Can’t quite recall how I started following the novelist Heather Parry, but I’m very glad I did. This piece is in response to her having recently read Dederer’s Monsters, though I think it notable that she hasn’t named either the book or the author. With a follower count in the thousands, I guess she’s aiming to avoid provoking any sort of mobbing? With my follower count barely in double figures, I’m not going to take that precaution, not least because my having read Dederer is my context of commentary, having not read the other books that Parry discusses.
In responding to Dederer’s chapter on Nabokov’s Lolita, Parry picks up a contradiction in Dederer’s project that I missed: Dederer asks what could possibly have prompted Nabokov to spend an entire book describing this awful character, right in the middle of an entire book devoted to dissecting awful characters.
Parry puts her finger on paradigm of quite deliberate (and, I might add, very selective) unseeing or forgetting regarding the role of the novel, or of art more broadly:
The question of monstrousness and what we do with monstrous people can be addressed in many ways.
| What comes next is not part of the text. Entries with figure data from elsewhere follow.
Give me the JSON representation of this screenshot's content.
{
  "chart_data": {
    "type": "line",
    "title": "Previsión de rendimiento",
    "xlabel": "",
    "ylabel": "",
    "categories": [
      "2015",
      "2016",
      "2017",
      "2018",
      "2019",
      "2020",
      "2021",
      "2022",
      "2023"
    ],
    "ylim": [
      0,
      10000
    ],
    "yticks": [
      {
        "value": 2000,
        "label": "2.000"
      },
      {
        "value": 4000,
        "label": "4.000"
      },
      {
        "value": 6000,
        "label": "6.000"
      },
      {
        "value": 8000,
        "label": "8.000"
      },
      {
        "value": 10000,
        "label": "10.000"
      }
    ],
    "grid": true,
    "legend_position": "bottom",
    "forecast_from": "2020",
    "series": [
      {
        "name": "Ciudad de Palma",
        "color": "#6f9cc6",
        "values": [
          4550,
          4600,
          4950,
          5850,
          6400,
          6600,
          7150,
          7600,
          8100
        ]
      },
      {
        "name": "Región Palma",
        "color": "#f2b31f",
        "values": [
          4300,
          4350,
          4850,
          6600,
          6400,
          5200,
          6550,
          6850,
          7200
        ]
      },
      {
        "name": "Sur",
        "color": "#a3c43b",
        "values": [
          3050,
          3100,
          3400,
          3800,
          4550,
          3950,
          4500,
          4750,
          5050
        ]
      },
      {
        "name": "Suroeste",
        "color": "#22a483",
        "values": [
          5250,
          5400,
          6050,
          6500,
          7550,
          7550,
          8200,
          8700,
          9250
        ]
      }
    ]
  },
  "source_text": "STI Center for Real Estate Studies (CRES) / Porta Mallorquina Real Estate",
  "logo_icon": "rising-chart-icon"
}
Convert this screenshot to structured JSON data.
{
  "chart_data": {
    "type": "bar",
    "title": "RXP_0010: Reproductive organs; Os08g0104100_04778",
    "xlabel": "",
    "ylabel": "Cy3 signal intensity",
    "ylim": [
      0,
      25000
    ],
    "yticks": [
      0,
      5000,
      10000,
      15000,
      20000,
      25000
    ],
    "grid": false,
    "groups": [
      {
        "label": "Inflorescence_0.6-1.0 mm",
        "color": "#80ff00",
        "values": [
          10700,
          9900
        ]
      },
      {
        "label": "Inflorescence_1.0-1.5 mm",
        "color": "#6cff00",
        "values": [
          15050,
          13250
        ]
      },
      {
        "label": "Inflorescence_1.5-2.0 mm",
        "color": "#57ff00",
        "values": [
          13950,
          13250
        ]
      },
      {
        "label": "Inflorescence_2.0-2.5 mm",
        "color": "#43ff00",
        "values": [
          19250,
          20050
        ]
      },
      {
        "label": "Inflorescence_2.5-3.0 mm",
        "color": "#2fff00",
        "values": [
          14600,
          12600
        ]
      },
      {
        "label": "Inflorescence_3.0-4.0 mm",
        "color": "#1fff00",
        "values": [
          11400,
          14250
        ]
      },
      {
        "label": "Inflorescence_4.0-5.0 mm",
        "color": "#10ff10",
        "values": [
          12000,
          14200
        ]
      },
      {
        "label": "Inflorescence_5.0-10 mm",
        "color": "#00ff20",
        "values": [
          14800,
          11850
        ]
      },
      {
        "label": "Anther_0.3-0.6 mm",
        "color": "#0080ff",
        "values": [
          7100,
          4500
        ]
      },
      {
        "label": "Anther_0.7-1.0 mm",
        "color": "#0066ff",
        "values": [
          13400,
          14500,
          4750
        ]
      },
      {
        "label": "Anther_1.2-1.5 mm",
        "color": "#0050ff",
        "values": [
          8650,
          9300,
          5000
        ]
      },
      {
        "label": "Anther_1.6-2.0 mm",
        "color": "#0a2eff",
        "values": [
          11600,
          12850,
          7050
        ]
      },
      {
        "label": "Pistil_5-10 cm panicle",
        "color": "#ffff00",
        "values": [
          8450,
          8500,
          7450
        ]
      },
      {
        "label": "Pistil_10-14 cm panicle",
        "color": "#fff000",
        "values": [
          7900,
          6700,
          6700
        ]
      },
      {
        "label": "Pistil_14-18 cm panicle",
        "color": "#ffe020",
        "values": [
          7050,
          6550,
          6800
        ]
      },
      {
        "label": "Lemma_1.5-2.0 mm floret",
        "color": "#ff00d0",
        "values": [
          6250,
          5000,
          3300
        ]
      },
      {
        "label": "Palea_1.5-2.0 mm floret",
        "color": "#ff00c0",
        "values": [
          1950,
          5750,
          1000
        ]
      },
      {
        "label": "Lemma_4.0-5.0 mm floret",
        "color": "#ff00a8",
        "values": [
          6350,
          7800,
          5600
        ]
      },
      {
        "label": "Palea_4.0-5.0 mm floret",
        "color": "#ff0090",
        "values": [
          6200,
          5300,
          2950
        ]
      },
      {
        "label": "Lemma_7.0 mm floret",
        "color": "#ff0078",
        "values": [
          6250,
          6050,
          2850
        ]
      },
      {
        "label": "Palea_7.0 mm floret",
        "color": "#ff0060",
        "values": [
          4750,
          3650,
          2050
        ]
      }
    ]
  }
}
It can be discussed in a nonfiction book. It can be examined in interviews, or on panels at festivals, or with friends around a dinner table. And, as Yanagihara shows above, it can be explored in a novel, which is a form that we all purport to understand—until, it is, that it transgresses a particular, moving line, one that sits in different positions according to different people. As soon as a novel speaks too directly about something distressing or horrible, as soon as it dares to make the reader complicit by putting them in the perspective of a monster—then, we pretend that we don’t understand the project of a novel, nor the difference between a character and the person that writes him. We are placed in a state of collusion, and we are uncomfortable, and as an emotional response, we reject the novel outright.
The matter of what I think of as the discomfort of complicity is of particular interest to me of late, because I’ve come to see that there’s something that connects this response to art with a range of responses to climate change: anyone painting things in anything less than the very rosiest of colours had better end by laying the blame at the feet of someone as unlike the reader as possible, unless they’re prepared to be cast in the role of the monster themselves.
Demanding that our writers have direct experience of the horrible things they write about can only, in the long run, force writers to ‘out’ themselves in any number of ways, eroding the concept of privacy and feeding the bleak impulse of the publishing industry to exploit a person’s lived experience (which often ends up re-traumatising them, forcing them into a public position from which they cannot be removed) and narrowing the conception of what a novel is or can be. […] A novel is not a secret admission of a writer’s beliefs, nor their life story, nor is it a moral roadmap. It is a piece of entertainment that reflects the world, in both its shadows and its light. We can choose to read it, or not read it; we can dislike it, and critique it, and think the goal of the book a bad one. But a book that reflects darkness is not, itself, abuse.
(It’s not quite the same thing, but the anti-intellectual posthumous pillorying of Mark Fisher that I mentioned a few days back bears a strong family resemblance to this phenomenon.)
I could happily go through Parry’s whole piece paragraph by paragraph, but that would be cheap—so I’ll just say that if you’re at all interested in the literary project in its broadest sense, and particularly in the way it has been shaped in recent years by what Philip Wegner calls the moralising ethical critique, you should really go read the whole thing.